0

I am trying to match words using python re findall or finditer method for that matter.

import re

re.compile(r"\bSOMETHING\b").findall('this is the SOMETHING i am looking for')
>>> ['SOMETHING'] # i expect this outcome

re.compile(r"\bSOMETHING\b").findall('this is the SOMETHINGELSE i am looking for')
>>> [] # i expect this outcome

>>> re.compile(r"\bSOMETHING\b").findall('this is the #SOMETHING i am looking for')
['SOMETHING'] # i don't expect this outcome but []

>>> re.compile(r"\b#SOMETHING\b").findall('this is the #SOMETHING i am looking for')
[] # i expect this outcome but ['#SOMETHING']

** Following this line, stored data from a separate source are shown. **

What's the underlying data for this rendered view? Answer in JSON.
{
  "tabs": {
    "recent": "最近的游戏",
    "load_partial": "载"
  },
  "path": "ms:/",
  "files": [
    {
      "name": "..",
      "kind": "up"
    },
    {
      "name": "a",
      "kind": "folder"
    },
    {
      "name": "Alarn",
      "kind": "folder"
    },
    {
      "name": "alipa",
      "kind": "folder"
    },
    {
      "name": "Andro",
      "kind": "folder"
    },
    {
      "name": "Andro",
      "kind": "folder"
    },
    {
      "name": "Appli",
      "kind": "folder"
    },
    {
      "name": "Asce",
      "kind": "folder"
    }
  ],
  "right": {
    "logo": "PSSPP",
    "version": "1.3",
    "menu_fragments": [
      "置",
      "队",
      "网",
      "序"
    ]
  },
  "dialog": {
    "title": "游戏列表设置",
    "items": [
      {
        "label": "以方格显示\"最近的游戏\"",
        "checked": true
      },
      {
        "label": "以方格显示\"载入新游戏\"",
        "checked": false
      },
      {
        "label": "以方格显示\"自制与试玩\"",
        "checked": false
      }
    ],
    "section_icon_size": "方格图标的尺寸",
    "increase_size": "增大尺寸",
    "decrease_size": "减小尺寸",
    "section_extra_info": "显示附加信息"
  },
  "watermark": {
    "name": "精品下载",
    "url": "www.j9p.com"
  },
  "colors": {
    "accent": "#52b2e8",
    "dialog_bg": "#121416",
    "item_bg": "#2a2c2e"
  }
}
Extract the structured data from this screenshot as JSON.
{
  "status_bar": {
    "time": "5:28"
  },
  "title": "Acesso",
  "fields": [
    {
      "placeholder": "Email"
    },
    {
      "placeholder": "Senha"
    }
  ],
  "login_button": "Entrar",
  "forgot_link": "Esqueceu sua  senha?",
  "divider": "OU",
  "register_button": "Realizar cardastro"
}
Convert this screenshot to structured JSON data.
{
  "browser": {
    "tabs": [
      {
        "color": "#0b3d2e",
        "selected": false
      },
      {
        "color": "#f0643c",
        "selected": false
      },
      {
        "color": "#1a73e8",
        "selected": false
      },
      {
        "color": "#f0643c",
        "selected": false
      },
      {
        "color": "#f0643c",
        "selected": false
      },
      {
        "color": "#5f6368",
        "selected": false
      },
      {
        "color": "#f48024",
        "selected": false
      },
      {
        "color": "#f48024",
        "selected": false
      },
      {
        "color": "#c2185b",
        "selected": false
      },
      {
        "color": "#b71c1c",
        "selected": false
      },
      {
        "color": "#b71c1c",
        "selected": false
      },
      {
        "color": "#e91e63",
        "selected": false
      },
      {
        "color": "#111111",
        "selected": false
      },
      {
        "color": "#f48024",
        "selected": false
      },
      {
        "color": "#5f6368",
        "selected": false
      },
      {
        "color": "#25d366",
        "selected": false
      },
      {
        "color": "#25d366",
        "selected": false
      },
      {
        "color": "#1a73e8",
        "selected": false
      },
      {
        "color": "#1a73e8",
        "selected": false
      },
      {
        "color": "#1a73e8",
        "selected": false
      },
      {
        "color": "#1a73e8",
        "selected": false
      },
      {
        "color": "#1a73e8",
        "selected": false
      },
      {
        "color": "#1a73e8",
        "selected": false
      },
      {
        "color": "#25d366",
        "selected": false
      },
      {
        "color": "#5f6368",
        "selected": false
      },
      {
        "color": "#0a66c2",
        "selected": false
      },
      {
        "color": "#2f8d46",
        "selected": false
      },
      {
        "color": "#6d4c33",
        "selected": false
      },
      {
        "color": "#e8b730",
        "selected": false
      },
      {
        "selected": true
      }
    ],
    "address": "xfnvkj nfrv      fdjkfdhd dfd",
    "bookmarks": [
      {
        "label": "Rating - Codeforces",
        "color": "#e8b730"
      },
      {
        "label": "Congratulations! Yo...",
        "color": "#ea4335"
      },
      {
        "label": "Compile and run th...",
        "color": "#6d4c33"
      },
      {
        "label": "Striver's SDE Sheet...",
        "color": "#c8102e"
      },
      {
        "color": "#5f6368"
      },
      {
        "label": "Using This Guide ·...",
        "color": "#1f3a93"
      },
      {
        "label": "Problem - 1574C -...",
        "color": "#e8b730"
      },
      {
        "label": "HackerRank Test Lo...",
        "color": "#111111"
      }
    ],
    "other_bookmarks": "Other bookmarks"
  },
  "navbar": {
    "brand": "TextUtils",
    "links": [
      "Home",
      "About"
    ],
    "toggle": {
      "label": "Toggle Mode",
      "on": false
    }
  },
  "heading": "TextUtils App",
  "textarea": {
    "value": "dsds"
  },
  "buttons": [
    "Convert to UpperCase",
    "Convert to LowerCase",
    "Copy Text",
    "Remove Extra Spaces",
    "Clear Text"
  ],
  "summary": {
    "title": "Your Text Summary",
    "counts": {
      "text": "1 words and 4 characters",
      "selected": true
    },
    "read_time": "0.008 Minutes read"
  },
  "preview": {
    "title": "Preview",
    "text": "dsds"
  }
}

I guess i am not understanding why adding # will mess up the whole find process. I am not sure how to get to be able to match patterns that contain # or any other especial character for that matter.

thanks

Cobry
  • 4,348
  • 8
  • 33
  • 49
  • `\b` means "word boundary", but it sounds like you and Python's regex engine disagree on the meaning of "word". – Joseph Sible-Reinstate Monica Jun 11 '19 at 21:02
  • yeah probably we are having a disagreement :) but when I compile "\b#SOMETHING\b" I expect any seperate #SOMETHING to be returned. am I correct ? – Cobry Jun 11 '19 at 21:04
  • The answer is as always: `\b` before a non-word char (like `#`) only matches if preceded with a word char. `\b#SOMETHING\b` will match in `a#SOMETHING` but never in `#SOMETHING` or `abc #SOMETHING`. Study [What is a word boundary in regexes?](https://stackoverflow.com/questions/1324676/what-is-a-word-boundary-in-regexes) and do not let yourself get confused with the term "word": it is way too ambiguous term. – Wiktor Stribiżew Jun 11 '19 at 21:05
  • Use `#\b...` instead of `\b#...` – Rick Hitchcock Jun 11 '19 at 21:09
  • Got it thanks ! #\b... works perfectly. thank you all for your explanation – Cobry Jun 11 '19 at 21:20

0 Answers0